Eight years later, Officer Robert D’Andrea is back from his second deployment to Iraq in five years with the United States National Guard, one of about a half dozen officers from the Santa Monica Police Department who have fought in Iraq and Afghanistan.
“He was right,” D’Andrea said, reflecting back on the conversation with the training officer.
With about a month of active duty and several weeks of vacation remaining before his return, D’Andrea said he is ready to come back to the department and patrol the streets of Santa Monica again.
“I’m ready to be a Joe again,” he said.
The native of Clifton, N.J. went straight to the military after graduating from high school as a means to finance his college education.
“I liked the structure and I loved the challenge and that fresh start,” D’Andrea said.
He ended up in San Diego, attending the Police Academy and beginning his law enforcement career with the San Diego County Sheriff’s Department as a reserve deputy, all while remaining on active duty.
“I did it to be a part of the community,” he said of police work.
After finishing two years at La Mesa College, D’Andrea enrolled at San Diego State University where he graduated in 2002 with a degree in linguistics.
A year later, he joined the Santa Monica Police Department, the same time he became the platoon leader for the Alpha Company of the 1st Battalion of the 184th Infantry Regiment.
When the call came to deploy to Iraq in 2004, D’Andrea said he felt both nervous and excited to be leading soldiers into combat. His mother’s reaction though was less enthusiastic.
“My mother hung up on me, and then she called me back,” he said with a smile.
What started out as an uneventful tour of duty ended up deadly for his battalion in which 19 soldiers were killed and four received Purple Hearts.
“There wasn’t much action [in the beginning],” he said. “It was kind of quiet with a little here and there and as spring started, it picked up every single day.”
Under fire, D’Andrea stayed calm, only to have a strange reaction — laughter — after the adrenaline was gone. In the days following each battle, he would find his moment with peace and with God.
He returned home after 19 months. It took a year to find normalcy.
“You don’ realize how much stuff changes over a year, especially a year and a half,” he said. “When you come back, you see how much the clothing style has changed, nothing is the same on the radio, the prices have gone up.”
Though the war dominated headlines when he left, it didn’t seem such a big deal after his return.
“It was really weird to turn on the History Channel to see things I was involved in,” he recalled. “That was a little surreal.”

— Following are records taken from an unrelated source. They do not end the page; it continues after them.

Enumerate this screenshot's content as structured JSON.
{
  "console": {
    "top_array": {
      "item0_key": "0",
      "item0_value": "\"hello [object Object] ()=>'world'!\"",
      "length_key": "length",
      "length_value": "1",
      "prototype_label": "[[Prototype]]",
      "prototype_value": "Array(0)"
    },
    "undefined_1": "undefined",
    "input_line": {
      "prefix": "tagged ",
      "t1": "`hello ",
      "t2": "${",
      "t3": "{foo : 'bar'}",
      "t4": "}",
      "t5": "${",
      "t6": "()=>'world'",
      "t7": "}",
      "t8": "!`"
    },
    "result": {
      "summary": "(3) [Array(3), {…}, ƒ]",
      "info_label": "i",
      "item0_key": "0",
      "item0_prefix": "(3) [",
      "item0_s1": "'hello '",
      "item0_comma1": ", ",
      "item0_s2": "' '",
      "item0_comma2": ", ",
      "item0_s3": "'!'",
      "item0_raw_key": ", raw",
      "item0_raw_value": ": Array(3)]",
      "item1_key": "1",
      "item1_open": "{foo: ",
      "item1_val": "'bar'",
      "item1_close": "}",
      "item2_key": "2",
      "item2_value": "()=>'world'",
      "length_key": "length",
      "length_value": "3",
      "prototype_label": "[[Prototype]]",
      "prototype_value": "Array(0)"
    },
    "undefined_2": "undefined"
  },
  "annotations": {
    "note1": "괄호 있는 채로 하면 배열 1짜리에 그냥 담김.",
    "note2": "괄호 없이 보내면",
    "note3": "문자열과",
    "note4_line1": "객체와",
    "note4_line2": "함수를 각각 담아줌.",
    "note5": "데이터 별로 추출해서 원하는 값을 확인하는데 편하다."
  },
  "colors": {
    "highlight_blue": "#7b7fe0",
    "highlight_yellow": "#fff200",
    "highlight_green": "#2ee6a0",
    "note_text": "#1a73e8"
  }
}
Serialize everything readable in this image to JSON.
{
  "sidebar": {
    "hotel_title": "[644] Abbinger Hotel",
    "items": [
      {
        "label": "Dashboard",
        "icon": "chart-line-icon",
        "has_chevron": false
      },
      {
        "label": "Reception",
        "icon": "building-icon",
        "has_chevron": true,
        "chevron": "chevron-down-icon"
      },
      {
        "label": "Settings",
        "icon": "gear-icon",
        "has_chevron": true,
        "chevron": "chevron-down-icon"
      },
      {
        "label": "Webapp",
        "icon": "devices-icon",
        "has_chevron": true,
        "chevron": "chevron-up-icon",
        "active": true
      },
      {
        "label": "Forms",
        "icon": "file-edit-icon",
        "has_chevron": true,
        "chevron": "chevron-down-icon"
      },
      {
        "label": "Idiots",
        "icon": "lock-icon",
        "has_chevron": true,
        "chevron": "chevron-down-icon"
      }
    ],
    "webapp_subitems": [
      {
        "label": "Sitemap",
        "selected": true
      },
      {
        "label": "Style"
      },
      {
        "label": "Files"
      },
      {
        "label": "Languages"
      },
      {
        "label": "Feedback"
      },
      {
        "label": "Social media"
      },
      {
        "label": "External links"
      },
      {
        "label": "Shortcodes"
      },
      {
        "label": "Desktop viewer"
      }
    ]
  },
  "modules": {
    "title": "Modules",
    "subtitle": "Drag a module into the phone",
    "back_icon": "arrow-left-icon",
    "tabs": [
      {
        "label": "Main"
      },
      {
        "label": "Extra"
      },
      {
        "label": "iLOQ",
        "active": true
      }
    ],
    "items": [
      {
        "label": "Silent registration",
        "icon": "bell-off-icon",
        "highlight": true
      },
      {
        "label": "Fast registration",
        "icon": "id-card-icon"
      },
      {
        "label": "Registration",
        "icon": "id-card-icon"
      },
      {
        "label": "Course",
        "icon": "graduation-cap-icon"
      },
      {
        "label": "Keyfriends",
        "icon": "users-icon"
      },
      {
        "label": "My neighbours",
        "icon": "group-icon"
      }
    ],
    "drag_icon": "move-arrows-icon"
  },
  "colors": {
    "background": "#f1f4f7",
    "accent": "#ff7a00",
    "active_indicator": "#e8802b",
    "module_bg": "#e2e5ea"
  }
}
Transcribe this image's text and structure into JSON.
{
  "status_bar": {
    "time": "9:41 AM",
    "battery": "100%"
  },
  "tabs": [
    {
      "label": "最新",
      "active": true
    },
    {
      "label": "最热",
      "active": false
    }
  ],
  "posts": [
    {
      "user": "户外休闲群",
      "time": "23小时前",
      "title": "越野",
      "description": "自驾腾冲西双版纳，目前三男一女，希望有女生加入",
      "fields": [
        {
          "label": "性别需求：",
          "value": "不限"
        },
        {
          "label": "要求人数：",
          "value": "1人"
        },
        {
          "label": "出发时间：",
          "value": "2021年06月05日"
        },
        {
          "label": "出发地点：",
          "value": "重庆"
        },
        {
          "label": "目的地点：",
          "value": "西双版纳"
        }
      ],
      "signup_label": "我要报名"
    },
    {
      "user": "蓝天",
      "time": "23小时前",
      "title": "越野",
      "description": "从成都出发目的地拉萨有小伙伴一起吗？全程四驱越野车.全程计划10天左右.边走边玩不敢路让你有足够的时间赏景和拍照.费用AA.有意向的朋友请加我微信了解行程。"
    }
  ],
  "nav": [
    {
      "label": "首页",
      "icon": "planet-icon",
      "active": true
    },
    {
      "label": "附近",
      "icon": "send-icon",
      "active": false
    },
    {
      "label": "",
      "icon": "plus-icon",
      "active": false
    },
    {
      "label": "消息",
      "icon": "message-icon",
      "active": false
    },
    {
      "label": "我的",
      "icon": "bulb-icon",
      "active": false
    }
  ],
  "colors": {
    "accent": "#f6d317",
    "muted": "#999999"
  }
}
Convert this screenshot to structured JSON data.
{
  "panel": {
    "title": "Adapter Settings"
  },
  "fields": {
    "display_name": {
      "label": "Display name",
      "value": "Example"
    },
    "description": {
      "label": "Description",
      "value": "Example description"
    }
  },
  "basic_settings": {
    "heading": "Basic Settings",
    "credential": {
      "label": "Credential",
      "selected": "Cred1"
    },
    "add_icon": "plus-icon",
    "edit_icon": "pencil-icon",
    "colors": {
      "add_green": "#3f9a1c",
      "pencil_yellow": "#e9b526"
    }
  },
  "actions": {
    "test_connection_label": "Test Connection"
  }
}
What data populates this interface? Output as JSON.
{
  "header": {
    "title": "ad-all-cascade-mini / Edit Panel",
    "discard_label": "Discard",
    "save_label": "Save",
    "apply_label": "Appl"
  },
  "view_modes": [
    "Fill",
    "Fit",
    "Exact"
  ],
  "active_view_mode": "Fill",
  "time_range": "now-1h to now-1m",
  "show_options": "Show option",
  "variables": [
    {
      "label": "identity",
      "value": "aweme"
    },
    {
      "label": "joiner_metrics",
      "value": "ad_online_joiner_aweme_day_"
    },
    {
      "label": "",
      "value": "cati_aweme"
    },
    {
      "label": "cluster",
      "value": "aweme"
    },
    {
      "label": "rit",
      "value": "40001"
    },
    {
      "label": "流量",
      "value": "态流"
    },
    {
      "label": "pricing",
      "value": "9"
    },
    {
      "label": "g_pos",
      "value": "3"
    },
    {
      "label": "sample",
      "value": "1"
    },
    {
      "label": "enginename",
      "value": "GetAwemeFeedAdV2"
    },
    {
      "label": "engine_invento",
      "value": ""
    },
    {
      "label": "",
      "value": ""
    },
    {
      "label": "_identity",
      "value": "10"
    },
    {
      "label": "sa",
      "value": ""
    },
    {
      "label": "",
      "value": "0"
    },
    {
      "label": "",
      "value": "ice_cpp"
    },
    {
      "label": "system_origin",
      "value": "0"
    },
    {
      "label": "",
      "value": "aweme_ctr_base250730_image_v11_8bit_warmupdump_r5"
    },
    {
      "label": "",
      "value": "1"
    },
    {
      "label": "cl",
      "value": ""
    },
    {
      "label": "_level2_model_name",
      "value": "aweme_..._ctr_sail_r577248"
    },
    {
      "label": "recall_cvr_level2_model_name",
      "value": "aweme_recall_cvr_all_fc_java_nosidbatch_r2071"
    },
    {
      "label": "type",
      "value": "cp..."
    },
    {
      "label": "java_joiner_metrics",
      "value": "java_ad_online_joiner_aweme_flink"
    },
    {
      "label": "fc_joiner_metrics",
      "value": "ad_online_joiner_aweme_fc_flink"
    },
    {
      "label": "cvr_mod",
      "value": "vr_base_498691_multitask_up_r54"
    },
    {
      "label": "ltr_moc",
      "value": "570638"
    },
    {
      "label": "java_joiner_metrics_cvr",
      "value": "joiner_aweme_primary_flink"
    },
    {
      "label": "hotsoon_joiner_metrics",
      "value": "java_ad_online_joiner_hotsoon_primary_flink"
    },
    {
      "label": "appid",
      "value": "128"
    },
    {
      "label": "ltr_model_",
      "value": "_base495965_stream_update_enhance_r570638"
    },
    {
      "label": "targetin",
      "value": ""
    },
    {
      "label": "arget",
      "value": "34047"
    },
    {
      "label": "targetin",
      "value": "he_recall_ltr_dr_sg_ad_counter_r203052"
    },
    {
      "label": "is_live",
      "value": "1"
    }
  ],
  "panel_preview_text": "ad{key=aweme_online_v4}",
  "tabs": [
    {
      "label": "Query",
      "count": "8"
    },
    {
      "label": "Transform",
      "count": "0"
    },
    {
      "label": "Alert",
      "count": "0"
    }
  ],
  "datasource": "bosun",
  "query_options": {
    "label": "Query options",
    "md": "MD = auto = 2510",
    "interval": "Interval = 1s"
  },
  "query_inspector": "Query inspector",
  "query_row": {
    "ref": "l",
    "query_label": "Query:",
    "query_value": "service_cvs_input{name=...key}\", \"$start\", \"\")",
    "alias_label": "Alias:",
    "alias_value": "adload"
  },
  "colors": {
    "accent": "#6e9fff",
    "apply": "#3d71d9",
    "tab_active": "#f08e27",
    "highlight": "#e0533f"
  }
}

D’Andrea went back to life as usual, working for the department and spending time with family and friends. But by the summer of 2008, he was called back for duty.
“I was not pleased,” he said. “I didn’t want to deploy again, but I was not going to dodge my deployment.”
The second tour was different for D’Andrea, who spent less time in the trenches and more commanding his troop. He didn’t lose a single soldier during the year in Iraq.
“I knew what it was like to be a commander on the ground and I was able to make better decisions,” he said.
He can speak with relative ease when it concerns the two deployments, but there’s a moment in the past five years that still brings tears.
It happened during a two-week break in D’Andrea’s first tour in May 2005. He was standing outside LAX waiting for his ride to arrive when he began chatting with an officer from the Los Angeles Police Department.
D’Andrea told the officer that he too works in law enforcement, for the Santa Monica Police Department. The LAPD officer’s face turned pale.
“Are you here for the major who was killed from your department?” she asked.
She was referring to SMPD Officer Ricardo Crocker, who died on May 26, 2005 in the Al-Anbar Province of Iraq.
“The war didn’t stop,” D’Andrea said. “Even when I had my two week break, it was still going.
“I thought I would have my two weeks of peace and go back to it and it was still right here.”
More than 16 years after he joined the military, D’Andrea said he has no regrets.
“It’s a big part of who I am,” he said.